Yousef shares an insider's perspective on the conflict in Palestine that might help some of us understand why this conflict drags on for generations. The writing, at least in the first half of the book, is not all that gripping. Perhaps language problems, or just bad editing by his collaborator, make his work sound like an elementary school student's "How I spent my summer vacation in Hell" essay. Mosab is the son of Sheik Hassan Yousef, a founding leader of Hamas, and he grew up under the oppression of Israeli occupation, quite bitter about the Palestinians situation. In his late teens, he grew more angry and active in the violent resistance movement, eventually being arrested by the IDF, and spent several months in prison being tortured and interrogated.

While he was there, the Shin Bet attempted to recruit him, but he was initially reluctant. He describes his experiences in the Hamas area of Megiddo prison, and it's interesting to note that the Hamas leaders there treated their people worse than the Israeli jailers did, often torturing suspected informants who were merely weak, socially unacceptable, or who came from poor families.

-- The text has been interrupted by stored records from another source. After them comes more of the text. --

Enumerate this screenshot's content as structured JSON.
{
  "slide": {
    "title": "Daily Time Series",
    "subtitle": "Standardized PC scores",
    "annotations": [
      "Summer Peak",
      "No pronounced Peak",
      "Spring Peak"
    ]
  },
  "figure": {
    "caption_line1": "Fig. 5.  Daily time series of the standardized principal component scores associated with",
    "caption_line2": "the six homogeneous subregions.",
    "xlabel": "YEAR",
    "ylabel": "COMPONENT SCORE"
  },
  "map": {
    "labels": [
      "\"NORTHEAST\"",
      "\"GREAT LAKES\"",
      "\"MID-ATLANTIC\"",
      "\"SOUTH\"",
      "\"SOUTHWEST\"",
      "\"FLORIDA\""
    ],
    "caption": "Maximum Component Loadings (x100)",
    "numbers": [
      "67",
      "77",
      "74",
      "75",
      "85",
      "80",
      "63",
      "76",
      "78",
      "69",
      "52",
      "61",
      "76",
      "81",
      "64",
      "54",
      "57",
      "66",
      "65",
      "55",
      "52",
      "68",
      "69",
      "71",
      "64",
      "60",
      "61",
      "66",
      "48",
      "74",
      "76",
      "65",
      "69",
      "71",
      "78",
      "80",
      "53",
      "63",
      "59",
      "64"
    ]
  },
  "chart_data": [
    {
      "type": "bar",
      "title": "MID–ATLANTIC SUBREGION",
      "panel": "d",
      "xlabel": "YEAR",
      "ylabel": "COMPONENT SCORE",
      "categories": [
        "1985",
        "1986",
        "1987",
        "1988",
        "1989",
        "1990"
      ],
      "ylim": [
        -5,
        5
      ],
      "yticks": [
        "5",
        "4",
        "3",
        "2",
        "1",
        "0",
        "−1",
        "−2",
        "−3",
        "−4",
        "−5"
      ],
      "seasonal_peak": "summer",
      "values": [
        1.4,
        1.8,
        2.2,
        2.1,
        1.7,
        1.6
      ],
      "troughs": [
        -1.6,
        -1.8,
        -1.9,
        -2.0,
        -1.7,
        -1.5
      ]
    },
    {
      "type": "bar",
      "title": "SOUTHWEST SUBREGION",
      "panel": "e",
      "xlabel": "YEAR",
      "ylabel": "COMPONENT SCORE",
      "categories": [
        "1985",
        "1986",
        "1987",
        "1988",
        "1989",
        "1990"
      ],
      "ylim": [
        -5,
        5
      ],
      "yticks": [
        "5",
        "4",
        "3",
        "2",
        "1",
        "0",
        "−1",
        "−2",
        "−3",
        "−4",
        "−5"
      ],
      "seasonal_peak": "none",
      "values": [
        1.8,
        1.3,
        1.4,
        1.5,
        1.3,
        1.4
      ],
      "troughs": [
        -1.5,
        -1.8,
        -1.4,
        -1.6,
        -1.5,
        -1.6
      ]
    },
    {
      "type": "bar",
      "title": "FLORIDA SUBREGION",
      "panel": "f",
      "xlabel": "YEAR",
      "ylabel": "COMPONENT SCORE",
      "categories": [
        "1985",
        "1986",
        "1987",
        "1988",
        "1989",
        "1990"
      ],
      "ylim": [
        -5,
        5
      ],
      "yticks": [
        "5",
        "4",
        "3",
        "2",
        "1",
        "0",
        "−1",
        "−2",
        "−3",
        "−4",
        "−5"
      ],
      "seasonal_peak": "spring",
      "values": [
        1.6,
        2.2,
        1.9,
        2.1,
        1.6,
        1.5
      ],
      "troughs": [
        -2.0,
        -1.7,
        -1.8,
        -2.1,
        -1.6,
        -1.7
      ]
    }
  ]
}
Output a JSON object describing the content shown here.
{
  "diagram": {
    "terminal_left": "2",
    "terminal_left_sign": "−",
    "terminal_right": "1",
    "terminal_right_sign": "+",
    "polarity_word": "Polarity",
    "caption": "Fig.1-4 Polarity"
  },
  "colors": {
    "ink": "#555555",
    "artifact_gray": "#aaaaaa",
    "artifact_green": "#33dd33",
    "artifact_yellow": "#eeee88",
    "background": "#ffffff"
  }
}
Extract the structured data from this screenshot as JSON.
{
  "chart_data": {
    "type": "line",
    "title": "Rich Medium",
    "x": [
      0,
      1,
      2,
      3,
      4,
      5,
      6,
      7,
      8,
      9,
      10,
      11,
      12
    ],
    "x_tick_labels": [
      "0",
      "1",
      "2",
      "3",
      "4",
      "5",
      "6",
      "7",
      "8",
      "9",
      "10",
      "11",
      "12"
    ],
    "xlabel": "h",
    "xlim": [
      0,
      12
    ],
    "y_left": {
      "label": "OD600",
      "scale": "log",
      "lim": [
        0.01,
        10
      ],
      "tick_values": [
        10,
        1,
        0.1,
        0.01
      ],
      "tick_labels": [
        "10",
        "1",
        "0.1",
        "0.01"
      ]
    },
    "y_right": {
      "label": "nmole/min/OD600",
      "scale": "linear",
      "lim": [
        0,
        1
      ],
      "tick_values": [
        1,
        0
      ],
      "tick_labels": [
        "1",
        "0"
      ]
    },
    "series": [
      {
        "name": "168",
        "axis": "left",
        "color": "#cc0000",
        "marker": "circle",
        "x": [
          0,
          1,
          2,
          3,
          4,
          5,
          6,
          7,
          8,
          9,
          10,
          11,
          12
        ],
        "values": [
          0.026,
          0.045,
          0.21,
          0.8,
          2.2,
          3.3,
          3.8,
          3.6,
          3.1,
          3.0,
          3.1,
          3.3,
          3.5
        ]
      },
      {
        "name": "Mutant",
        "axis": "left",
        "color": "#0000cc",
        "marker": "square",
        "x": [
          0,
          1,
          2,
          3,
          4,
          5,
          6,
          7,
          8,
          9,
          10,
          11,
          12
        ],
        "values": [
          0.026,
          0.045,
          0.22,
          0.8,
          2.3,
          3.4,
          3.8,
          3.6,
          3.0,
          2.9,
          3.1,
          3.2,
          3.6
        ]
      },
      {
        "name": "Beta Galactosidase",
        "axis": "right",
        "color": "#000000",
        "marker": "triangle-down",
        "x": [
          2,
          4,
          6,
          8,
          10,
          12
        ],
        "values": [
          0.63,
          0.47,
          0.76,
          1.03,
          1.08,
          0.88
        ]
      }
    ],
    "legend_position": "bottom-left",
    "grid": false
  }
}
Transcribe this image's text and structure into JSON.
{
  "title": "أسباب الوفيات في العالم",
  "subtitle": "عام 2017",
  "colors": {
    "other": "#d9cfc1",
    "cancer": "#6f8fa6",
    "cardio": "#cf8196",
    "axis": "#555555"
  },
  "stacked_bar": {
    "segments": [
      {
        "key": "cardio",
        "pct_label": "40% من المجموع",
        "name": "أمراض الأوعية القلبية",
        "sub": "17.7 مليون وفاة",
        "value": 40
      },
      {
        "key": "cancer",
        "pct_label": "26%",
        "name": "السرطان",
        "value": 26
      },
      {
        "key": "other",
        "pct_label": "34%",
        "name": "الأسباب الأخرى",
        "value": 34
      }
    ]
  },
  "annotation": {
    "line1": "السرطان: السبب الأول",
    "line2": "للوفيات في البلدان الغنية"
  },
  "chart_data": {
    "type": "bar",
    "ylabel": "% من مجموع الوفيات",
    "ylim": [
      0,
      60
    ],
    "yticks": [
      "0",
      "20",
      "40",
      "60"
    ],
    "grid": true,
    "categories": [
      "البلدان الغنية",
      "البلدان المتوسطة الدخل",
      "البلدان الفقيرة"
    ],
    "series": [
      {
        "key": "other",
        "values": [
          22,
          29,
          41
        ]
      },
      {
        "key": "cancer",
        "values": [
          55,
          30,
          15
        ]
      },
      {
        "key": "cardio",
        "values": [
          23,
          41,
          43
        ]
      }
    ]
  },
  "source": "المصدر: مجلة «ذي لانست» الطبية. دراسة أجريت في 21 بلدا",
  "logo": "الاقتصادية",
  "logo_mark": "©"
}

As the son of a sheik in Hamas, Mosab was mostly immune to this sort of treatment, but seeing it happen began to open his mind a crack, questioning Hamas and Islam. He began to meet with the Shin Bet on a regular basis shortly after being released from prison.

Several months later, Mosab was invited to a bible study group which met at the King David Hotel in Jerusalem. He was, in his own words "a little bored" so he decided to go and learn about Christianity. He began to study the New Testament the people there gave him, and began to be excited about the teachings of Jesus, though he wouldn't actually become a Christian for quite some time. As he tried to integrate what he was learning into his own cultural background, he came to believe that the occupation was not the source of the Palestinians' troubles, and that even if Israel was removed from the picture, they would continue to fight with each other for sex, power and money.

Mosab talks quite a bit about the corruption of the Palestinian Authority under Arafat, and the duplicity in its dealings with Israel and the West. For the next five or six years, through the Intifadas, he provided information about the activities of Hamas to the Shin Bet, trying to help to stop the rampant attacks against civilians and suicide bombings, providing information that would lead to the capture or assassination of  many leaders within the movement. Eventually, he tired of leading a double life, and applied for permission to leave the country and come to the United States, where he remains today.

Interesting reading, all in all, and the writing improves in the latter half of the book. Definitely worth the time to read.